I have argued here that claims that psychology is non-scientific may often reflect unworkable definitions of science and ignorance of what psychology actually involves. A family resemblance model of science overcomes the former issue by outlining features that sciences do not have to possess to be science, but do become more scientific by possessing. This model suggests psychology is a science because it generally exemplifies most scientific features; most importantly, it accumulates evidence publicly, incrementally, and self-critically to benefit humanity by explaining, predicting, and controlling phenomena. However, psychology is not as scientific as it could be. A variety of interrelated issues with researchers’ and journals’ practices and incentive structures impede the effectiveness and meaningfulness of psychology’s scientific features.
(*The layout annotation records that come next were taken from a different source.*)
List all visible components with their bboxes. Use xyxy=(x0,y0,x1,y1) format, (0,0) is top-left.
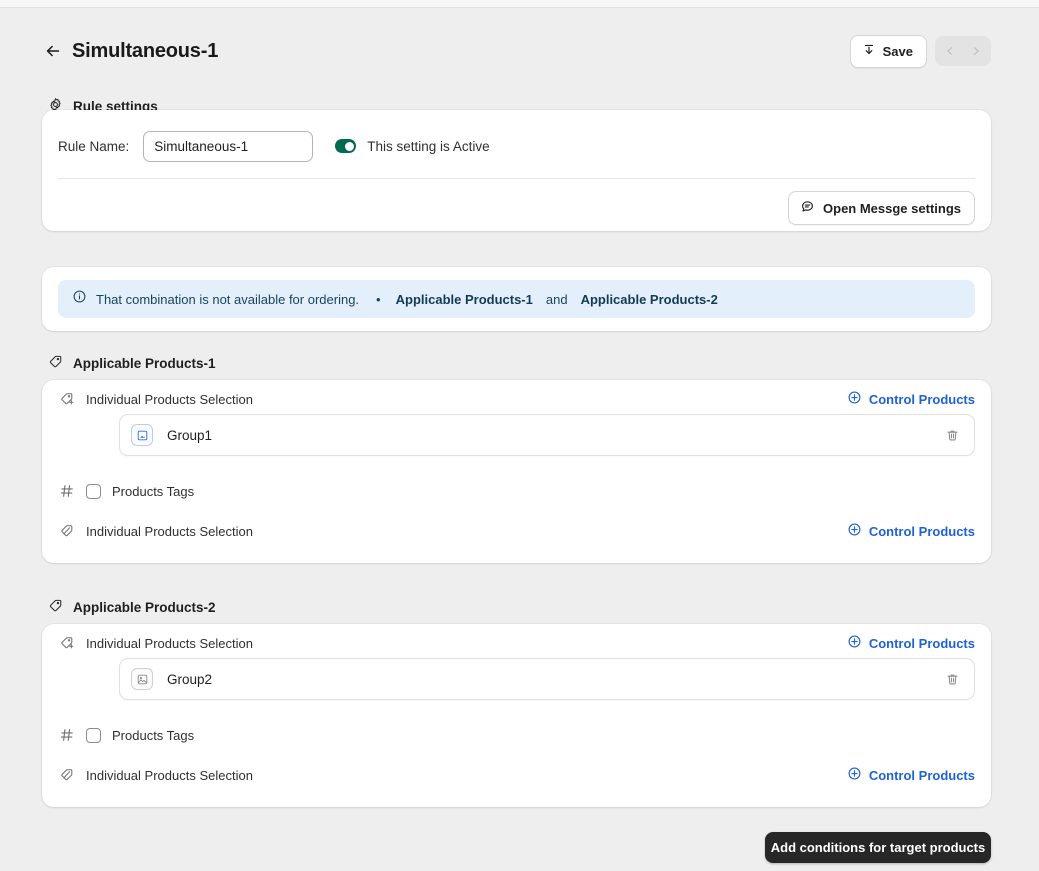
applicable-products-2-card: Individual Products Selection Control Pr… xyxy=(42,624,991,807)
control-products-label-2-secondary: Control Products xyxy=(868,767,975,783)
control-products-link-2-secondary[interactable]: Control Products xyxy=(847,766,975,784)
banner-message: That combination is not available for or… xyxy=(96,291,360,307)
header-actions: Save xyxy=(849,34,991,68)
tag-plus-icon xyxy=(58,634,76,652)
tag-icon xyxy=(48,354,63,372)
products-tags-row-2: Products Tags xyxy=(42,716,991,754)
trash-icon[interactable] xyxy=(942,669,962,689)
applicable-products-1-section-header: Applicable Products-1 xyxy=(48,354,216,372)
applicable-products-2-title: Applicable Products-2 xyxy=(73,599,216,615)
applicable-products-1-card: Individual Products Selection Control Pr… xyxy=(42,380,991,563)
hash-icon xyxy=(58,726,76,744)
products-tags-label: Products Tags xyxy=(112,483,195,499)
plus-circle-icon xyxy=(847,634,862,652)
tag-slash-icon xyxy=(58,522,76,540)
chat-bubble-icon xyxy=(800,199,815,217)
selected-product-name-2: Group2 xyxy=(167,671,213,687)
chevron-right-icon[interactable] xyxy=(963,38,989,64)
image-blue-icon xyxy=(131,424,153,446)
active-toggle-group: This setting is Active xyxy=(335,138,490,154)
selected-product-item[interactable]: Group1 xyxy=(119,414,975,456)
tag-icon xyxy=(48,598,63,616)
unavailable-combination-banner: That combination is not available for or… xyxy=(58,280,975,318)
arrow-left-icon[interactable] xyxy=(42,40,64,62)
hash-icon xyxy=(58,482,76,500)
products-tags-row: Products Tags xyxy=(42,472,991,510)
selected-product-item-2[interactable]: Group2 xyxy=(119,658,975,700)
tag-slash-icon xyxy=(58,766,76,784)
banner-item-two: Applicable Products-2 xyxy=(580,291,718,307)
control-products-label-2: Control Products xyxy=(868,635,975,651)
plus-circle-icon xyxy=(847,522,862,540)
applicable-products-2-section-header: Applicable Products-2 xyxy=(48,598,216,616)
individual-products-selection-label-2: Individual Products Selection xyxy=(86,635,253,651)
window-top-strip xyxy=(0,0,1039,8)
plus-circle-icon xyxy=(847,766,862,784)
selected-product-name: Group1 xyxy=(167,427,213,443)
control-products-label-secondary: Control Products xyxy=(868,523,975,539)
image-placeholder-icon xyxy=(131,668,153,690)
banner-separator: • xyxy=(376,291,381,307)
control-products-label: Control Products xyxy=(868,391,975,407)
individual-products-selection-row: Individual Products Selection Control Pr… xyxy=(42,380,991,418)
info-circle-icon xyxy=(72,289,87,309)
banner-conjunction: and xyxy=(545,291,568,307)
control-products-link[interactable]: Control Products xyxy=(847,390,975,408)
rule-card-divider xyxy=(58,178,975,179)
toggle-knob xyxy=(344,141,354,151)
products-tags-label-2: Products Tags xyxy=(112,727,195,743)
tag-plus-icon xyxy=(58,390,76,408)
plus-circle-icon xyxy=(847,390,862,408)
individual-products-selection-row-2: Individual Products Selection Control Pr… xyxy=(42,624,991,662)
download-icon xyxy=(862,43,876,60)
add-conditions-button[interactable]: Add conditions for target products xyxy=(765,832,991,863)
page-root: Simultaneous-1 Save Rule settings Rule N… xyxy=(0,9,1039,871)
individual-products-selection-label-2-secondary: Individual Products Selection xyxy=(86,767,253,783)
trash-icon[interactable] xyxy=(942,425,962,445)
control-products-link-secondary[interactable]: Control Products xyxy=(847,522,975,540)
rule-name-input[interactable] xyxy=(143,130,314,162)
rule-name-label: Rule Name: xyxy=(58,138,130,154)
open-message-settings-label: Open Messge settings xyxy=(823,200,961,216)
rule-name-row: Rule Name: This setting is Active xyxy=(58,128,975,164)
individual-products-selection-row-2-secondary: Individual Products Selection Control Pr… xyxy=(42,756,991,794)
save-button-label: Save xyxy=(882,43,913,59)
active-toggle[interactable] xyxy=(335,139,357,153)
rule-settings-card: Rule Name: This setting is Active Open M… xyxy=(42,110,991,231)
page-header: Simultaneous-1 Save xyxy=(42,31,991,71)
products-tags-checkbox-2[interactable] xyxy=(86,727,101,743)
pager-group xyxy=(935,36,991,66)
chevron-left-icon[interactable] xyxy=(937,38,963,64)
applicable-products-1-title: Applicable Products-1 xyxy=(73,355,216,371)
individual-products-selection-row-secondary: Individual Products Selection Control Pr… xyxy=(42,512,991,550)
open-message-settings-button[interactable]: Open Messge settings xyxy=(788,191,975,225)
page-title: Simultaneous-1 xyxy=(72,39,219,62)
individual-products-selection-label-secondary: Individual Products Selection xyxy=(86,523,253,539)
individual-products-selection-label: Individual Products Selection xyxy=(86,391,253,407)
banner-card: That combination is not available for or… xyxy=(42,267,991,331)
save-button[interactable]: Save xyxy=(849,34,927,68)
products-tags-checkbox[interactable] xyxy=(86,483,101,499)
control-products-link-2[interactable]: Control Products xyxy=(847,634,975,652)
banner-item-one: Applicable Products-1 xyxy=(395,291,533,307)
active-toggle-label: This setting is Active xyxy=(367,138,490,154)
But failure to be perfectly scientific is not unique to psychology; it is universal among sciences. Science has achieved what it has because of its constant commitment to incremental improvement and self-correction of its own practices. In keeping with this, psychologists are researching and discussing psychology’s issues and their potential solutions, and such solutions are being put into action. More work must be done, and more researchers and journals must act on and push for these discussions and solutions, but already it is clear both that psychology is a science and that it is actively working to become more scientific.